Joe LewisJoe Lewis Founder & Director, Measured Media Consulting

There’s an issue with trust in advertising. Whether it’s the latest from the Edelman Trust Barometer or the recent goings-on from data harvesting, it’s clear there is much for us to do as an industry. Trust is essential to how our ecosystem works. We need consumers to trust our messages, our products and our services. We need advertisers to trust that their messages are getting to those they wish to reach. Underpinning all of this, we need data exchanges that we can trust and rely upon to tell us the truth about how our campaigns are performing.

Trust, of course, is not a new thing in this industry, and is something we’ve been tackling for some time, and with much success. No longer do we see detergent adverts claiming to make our clothes ‘whiter than white’, soon followed with a new and improved formula with the promise of being ‘even whiter’ (that’s right, ‘a white, whiter than a white whiter than white’). You can say what you like about the creatives in modern day television, radio or traditional print advertisements, but, by and large, we can trust that they are not misleading the consumer.  That’s something we should celebrate.
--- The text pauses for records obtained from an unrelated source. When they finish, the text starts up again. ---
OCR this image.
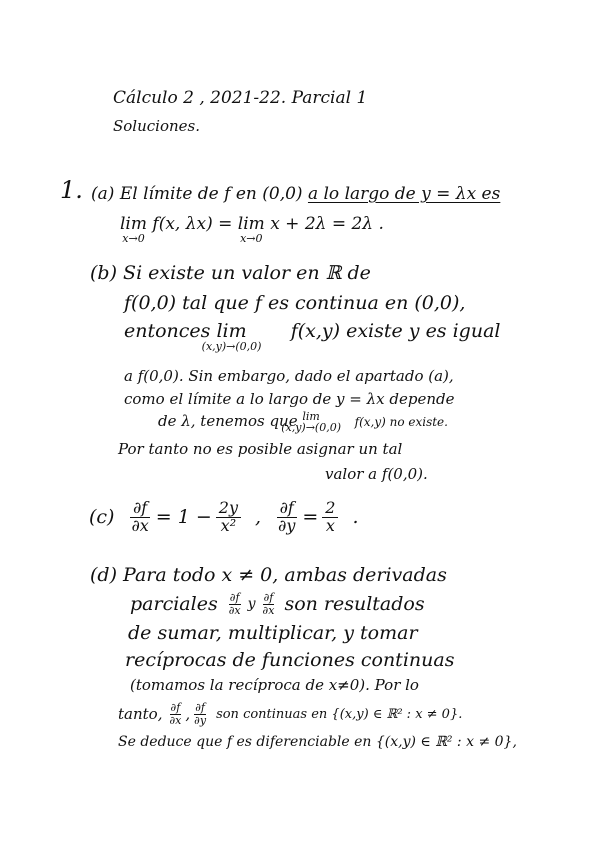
Cálculo 2 , 2021-22. Parcial 1
Soluciones.
1. (a) El límite de f en (0,0) a lo largo de y = λx es
lim
x→0
f(x, λx) = lim
x→0
x + 2λ = 2λ .
(b) Si existe un valor en ℝ de
f(0,0) tal que f es continua en (0,0),
entonces lim
(x,y)→(0,0)
f(x,y) existe y es igual
a f(0,0). Sin embargo, dado el apartado (a),
como el límite a lo largo de y = λx depende
de λ, tenemos que lim
(x,y)→(0,0) f(x,y) no existe.
Por tanto no es posible asignar un tal
valor a f(0,0).
$(c) \frac{\partial f}{\partial x} = 1 - \frac{2y}{\text{x²}}$ , $\frac{\partial f}{\partial y} = \frac{2}{x}$ .
(d) Para todo x ≠ 0, ambas derivadas
parciales $\frac{\partial f}{\partial x}$ y $\frac{\partial f}{\partial x}$ son resultados
de sumar, multiplicar, y tomar
recíprocas de funciones continuas
(tomamos la recíproca de x≠0). Por lo
tanto, $\frac{\partial f}{\partial x}$ , $\frac{\partial f}{\partial y}$ son continuas en {(x,y) ∈ ℝ² : x ≠ 0}.
Se deduce que f es diferenciable en {(x,y) ∈ ℝ² : x ≠ 0},
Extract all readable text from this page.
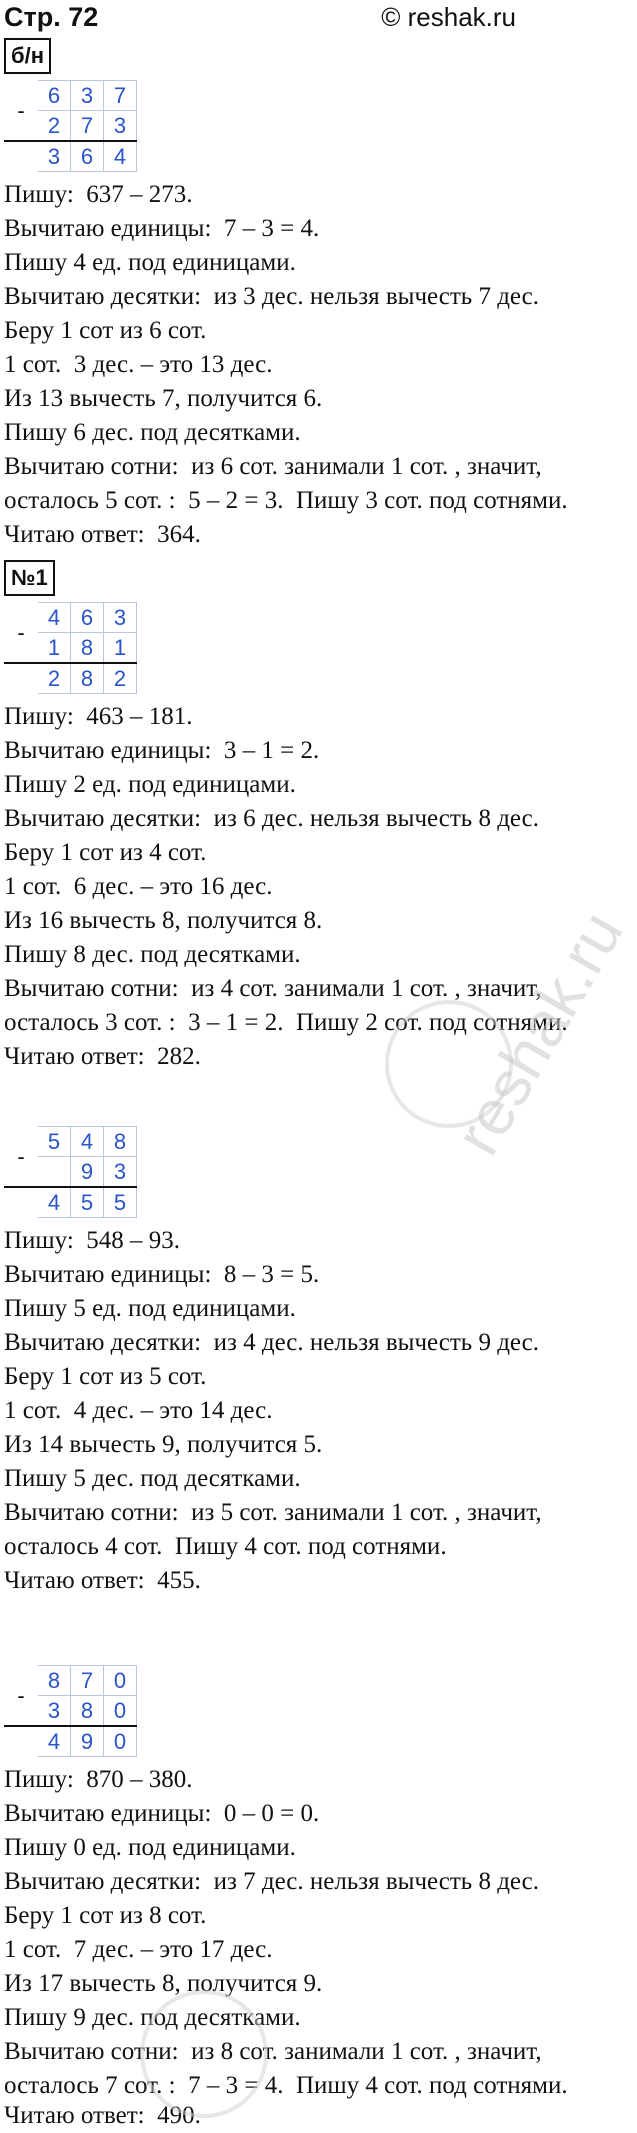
Стр. 72	© reshak.ru
б/н
-	6	3	7
	2	7	3
	3	6	4
Пишу:  637 – 273.
Вычитаю единицы:  7 – 3 = 4.
Пишу 4 ед. под единицами.
Вычитаю десятки:  из 3 дес. нельзя вычесть 7 дес.
Беру 1 сот из 6 сот.
1 сот.  3 дес. – это 13 дес.
Из 13 вычесть 7, получится 6.
Пишу 6 дес. под десятками.
Вычитаю сотни:  из 6 сот. занимали 1 сот. , значит,
осталось 5 сот. :  5 – 2 = 3.  Пишу 3 сот. под сотнями.
Читаю ответ:  364.
№1
-	4	6	3
	1	8	1
	2	8	2
Пишу:  463 – 181.
Вычитаю единицы:  3 – 1 = 2.
Пишу 2 ед. под единицами.
Вычитаю десятки:  из 6 дес. нельзя вычесть 8 дес.
Беру 1 сот из 4 сот.
1 сот.  6 дес. – это 16 дес.
Из 16 вычесть 8, получится 8.
Пишу 8 дес. под десятками.
Вычитаю сотни:  из 4 сот. занимали 1 сот. , значит,
осталось 3 сот. :  3 – 1 = 2.  Пишу 2 сот. под сотнями.
Читаю ответ:  282.
-	5	4	8
		9	3
	4	5	5
Пишу:  548 – 93.
Вычитаю единицы:  8 – 3 = 5.
Пишу 5 ед. под единицами.
Вычитаю десятки:  из 4 дес. нельзя вычесть 9 дес.
Беру 1 сот из 5 сот.
1 сот.  4 дес. – это 14 дес.
Из 14 вычесть 9, получится 5.
Пишу 5 дес. под десятками.
Вычитаю сотни:  из 5 сот. занимали 1 сот. , значит,
осталось 4 сот.  Пишу 4 сот. под сотнями.
Читаю ответ:  455.
-	8	7	0
	3	8	0
	4	9	0
Пишу:  870 – 380.
Вычитаю единицы:  0 – 0 = 0.
Пишу 0 ед. под единицами.
Вычитаю десятки:  из 7 дес. нельзя вычесть 8 дес.
Беру 1 сот из 8 сот.
1 сот.  7 дес. – это 17 дес.
Из 17 вычесть 8, получится 9.
Пишу 9 дес. под десятками.
Вычитаю сотни:  из 8 сот. занимали 1 сот. , значит,
осталось 7 сот. :  7 – 3 = 4.  Пишу 4 сот. под сотнями.
Читаю ответ:  490.
reshak.ru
For planning and buying however, I fear there is less to celebrate. The onset of online delivery of media and the ability to harness data on users has been heralded as ‘a new accountable era’; no longer would we need old fashioned concepts such as sample surveys of actual people to measure exposure to campaigns. New ‘ad-tech’, there to make our planning and execution more efficient, would each gather micro-data touchpoints on the interactions of users, devices and people. It would be a golden age of measuring effectiveness and attribution.

When I first saw the Luma Digital Advertising Landscape chart back in 2010, it was presented as thing of beauty, proudly showing the meticulous and seamless process to get creative from marketer to publisher. To me it looked a mess, it looked far from accountable, and least of all for me, it looked far from measurable. I absolutely hated it.

We now have an ecosystem with multiple competing online distributors, platforms, DSPs, DMPs, exchanges (I could go on), all of which collect their own data on performance. To a point, this is great, or at least it should be, but not when they all mean different things and are each individually being used to claim the effectiveness of a distribution, platform or media, often contradicting each other. It is hard to know what the truth is any more.

And this is where I’m going to be slightly controversial. I believe there is a public purpose in what we do, all of us, in making advertising work. We’re no doctors, nurses, teachers or firefighters, but by helping make advertising work, we help companies succeed, grow, employ, pay tax, increase the utility of the country, I could go on. We are a Keynesian cog in the economic machine of the UK if you like. This is one of the reasons I’m passionate about what we do, and the importance of telling the truth in what we do. Truth matters. We need advertising to work, and we need to be willing and honest enough to say when it doesn’t.

Truth is not something to fear, but to engage with. It can be our friend if we use it properly. In the film Crazy People (if you haven’t seen it, I thoroughly recommend it, the copy for the Jaguar ad is quite something), they use truth in advertising to successfully engage consumers by talking to them honestly and gaining their trust. I’d love it if we practiced a similar trait.  Too often I’m sat in an audience watching someone present, making a claim that they can “100% eliminate wastage”, or their new programmatic platform can “micro target all left-handed table tennis players in the Tyne Tees area” and there is no verification of this. But it’s presented as fact, of course they can, and I must be a Luddite.


This is why, more than ever, we need industry measurement bodies. Industry bodies by their very nature, are run by the industry, for the industry, and are there to bring to life a consistent truth across media: who is doing what, where, how and when?  I won’t pretend the industry bodies we currently have are all things to all people, they aren’t, and to be honest, they may never be. But we should embrace them all the same.

For online, we now have multiple bodies, helping bring clarity to that Luma chart of my nightmares. We have JICWEBs and ABC setting standards for measuring and reporting of online placement and delivery of content, and UKOM, who holistically measure who is consuming that content.  All of these try to set a clear level playing field for media players in which to be measured, and for marketers in which to assess the real differences and distinctiveness in delivery.

For me, critically, with UKOM, we get a measure of actual people and not just devices. An independent measure of the reach and consumption of a brand in terms of an actual audience. One in which we can also plan and assess against other media. In a world of click through, conversion, bounce and cost per visit rates (to name but a few), knowing holistically and independently how people are using the internet across desktop, tablet and mobile is refreshing. For sure it could be better, and it will evolve, as all measurement bodies are evolving, but UKOM needs the industry to engage for it to do this, and I sincerely hope this happens, as it’s in all our interests.

Measurement is not easy, it’s hard, it’s complicated, and it doesn’t always give us the answers we want. But it’s vitally important to our industry’s future and to ensure we understand when advertising is effective and when it isn’t, and as an industry we need to come together to make this happen. As for me, I’m going to keep grappling to understand how they worked out that 8 out of 10 cats ‘preferred’ a type of cat food.